Ecco una riflessione che Calvino scrive in Palomar, mentre il protagonista osserva il cielo stellato.
Questa osservazione delle stelle trasmette un sapere instabile e contraddittorio, – pensa Palomar, – tutto il contrario di quello che sapevano trarne gli antichi. Sarà perché il suo rapporto col cielo è intermittente e concitato, anziché una serena abitudine? Se lui si obbligasse a contemplare le costellazioni notte per notte e anno per anno, e a seguirne i corsi e i ricorsi lungo i curvi binari della volta oscura, forse alla fine conquisterebbe anche lui la nozione d’un tempo continuo e immutabile, separato dal tempo labile e frammentario degli accadimenti terrestri.

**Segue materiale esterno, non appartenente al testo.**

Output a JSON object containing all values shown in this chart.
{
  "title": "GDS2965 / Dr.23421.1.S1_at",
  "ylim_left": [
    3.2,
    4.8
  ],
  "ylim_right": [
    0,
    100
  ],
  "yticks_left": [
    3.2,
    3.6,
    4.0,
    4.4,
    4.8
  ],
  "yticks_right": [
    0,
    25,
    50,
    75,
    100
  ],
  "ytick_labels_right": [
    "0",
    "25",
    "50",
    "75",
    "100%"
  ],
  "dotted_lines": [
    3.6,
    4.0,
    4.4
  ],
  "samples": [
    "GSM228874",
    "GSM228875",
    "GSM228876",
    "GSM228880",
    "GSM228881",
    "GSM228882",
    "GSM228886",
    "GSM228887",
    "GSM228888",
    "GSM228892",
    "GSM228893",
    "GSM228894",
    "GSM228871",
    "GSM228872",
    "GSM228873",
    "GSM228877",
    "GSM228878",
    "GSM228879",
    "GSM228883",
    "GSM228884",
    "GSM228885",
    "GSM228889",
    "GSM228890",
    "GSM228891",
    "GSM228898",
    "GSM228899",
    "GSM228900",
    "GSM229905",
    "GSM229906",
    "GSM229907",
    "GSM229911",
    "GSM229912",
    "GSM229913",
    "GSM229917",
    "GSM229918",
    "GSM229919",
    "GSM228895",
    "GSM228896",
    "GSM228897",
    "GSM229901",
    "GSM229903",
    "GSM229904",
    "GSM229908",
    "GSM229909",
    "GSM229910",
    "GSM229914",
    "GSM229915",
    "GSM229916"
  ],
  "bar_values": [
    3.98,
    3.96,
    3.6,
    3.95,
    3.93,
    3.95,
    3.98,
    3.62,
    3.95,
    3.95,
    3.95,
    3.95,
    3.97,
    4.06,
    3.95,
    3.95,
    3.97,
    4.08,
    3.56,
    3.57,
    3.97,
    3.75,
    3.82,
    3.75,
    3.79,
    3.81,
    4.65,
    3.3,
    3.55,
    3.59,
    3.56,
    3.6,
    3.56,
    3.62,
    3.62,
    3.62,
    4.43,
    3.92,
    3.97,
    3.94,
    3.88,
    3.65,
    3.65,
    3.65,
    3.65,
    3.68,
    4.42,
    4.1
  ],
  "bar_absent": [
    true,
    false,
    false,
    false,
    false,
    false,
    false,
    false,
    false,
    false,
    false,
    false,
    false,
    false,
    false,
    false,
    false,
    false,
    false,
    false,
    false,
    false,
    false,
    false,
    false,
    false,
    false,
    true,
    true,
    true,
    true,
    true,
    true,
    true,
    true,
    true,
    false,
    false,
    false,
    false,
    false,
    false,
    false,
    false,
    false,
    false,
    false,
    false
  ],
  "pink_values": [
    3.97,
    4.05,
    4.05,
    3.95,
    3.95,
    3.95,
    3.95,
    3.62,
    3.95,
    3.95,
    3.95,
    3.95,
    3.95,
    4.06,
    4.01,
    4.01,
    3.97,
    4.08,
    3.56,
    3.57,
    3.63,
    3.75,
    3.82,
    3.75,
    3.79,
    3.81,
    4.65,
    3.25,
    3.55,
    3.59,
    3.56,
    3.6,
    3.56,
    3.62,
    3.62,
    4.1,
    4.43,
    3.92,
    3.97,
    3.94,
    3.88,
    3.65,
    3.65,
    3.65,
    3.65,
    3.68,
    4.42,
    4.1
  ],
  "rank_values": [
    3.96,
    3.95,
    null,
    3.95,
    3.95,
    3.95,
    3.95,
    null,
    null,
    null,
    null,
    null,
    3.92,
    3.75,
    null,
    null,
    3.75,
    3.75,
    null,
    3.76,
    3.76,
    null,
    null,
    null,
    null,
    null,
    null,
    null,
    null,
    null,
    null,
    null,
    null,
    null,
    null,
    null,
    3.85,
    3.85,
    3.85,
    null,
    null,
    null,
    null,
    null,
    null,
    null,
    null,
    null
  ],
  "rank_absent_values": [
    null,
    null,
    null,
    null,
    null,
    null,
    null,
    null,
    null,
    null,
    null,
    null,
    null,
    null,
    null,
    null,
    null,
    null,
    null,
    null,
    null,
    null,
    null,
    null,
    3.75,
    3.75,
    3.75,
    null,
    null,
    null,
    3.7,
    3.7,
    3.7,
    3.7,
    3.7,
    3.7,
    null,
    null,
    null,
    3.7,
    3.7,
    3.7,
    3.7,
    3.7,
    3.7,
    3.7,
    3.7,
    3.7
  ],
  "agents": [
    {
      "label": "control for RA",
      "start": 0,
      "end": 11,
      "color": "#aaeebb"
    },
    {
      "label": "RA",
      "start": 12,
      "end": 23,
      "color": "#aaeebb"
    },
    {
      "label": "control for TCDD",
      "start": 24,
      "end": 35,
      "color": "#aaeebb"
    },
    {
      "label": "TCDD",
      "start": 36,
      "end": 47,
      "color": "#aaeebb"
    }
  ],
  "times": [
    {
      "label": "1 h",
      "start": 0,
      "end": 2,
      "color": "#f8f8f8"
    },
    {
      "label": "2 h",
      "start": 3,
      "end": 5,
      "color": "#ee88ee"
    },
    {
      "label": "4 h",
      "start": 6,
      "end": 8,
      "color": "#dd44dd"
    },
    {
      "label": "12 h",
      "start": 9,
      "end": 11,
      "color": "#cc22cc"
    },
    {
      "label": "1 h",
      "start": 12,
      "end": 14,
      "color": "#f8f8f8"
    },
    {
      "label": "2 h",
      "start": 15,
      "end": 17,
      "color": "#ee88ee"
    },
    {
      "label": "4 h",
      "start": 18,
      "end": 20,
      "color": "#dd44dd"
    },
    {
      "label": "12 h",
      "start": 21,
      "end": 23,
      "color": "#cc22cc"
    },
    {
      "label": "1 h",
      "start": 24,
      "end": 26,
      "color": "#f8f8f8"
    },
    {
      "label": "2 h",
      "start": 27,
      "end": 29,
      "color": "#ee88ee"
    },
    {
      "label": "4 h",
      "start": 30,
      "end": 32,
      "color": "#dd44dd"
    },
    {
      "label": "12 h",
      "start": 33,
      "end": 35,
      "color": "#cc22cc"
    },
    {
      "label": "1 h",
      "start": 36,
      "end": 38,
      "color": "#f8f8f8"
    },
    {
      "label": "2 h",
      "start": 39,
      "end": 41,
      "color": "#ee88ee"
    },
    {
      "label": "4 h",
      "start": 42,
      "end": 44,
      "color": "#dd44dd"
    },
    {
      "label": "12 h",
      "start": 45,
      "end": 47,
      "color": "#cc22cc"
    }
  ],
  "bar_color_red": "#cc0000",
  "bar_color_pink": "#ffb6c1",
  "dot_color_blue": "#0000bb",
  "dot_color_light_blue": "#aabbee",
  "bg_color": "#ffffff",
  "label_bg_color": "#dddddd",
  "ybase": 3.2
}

Ma basterebbe l’attenzione alle rivoluzioni celesti a marcare in lui questa impronta? o non occorrerebbe soprattutto una rivoluzione interiore, quale egli può supporre solo in teoria, senza riuscirne a immaginare gli effetti sensibili sulle sue emozioni e sui ritmi della mente?
I. Calvino, Palomar
E non può essere anche questo uno tra gli innumerevoli fini della Natura? Suscitare in noi una rivoluzione interiore attraverso la sua contemplazione.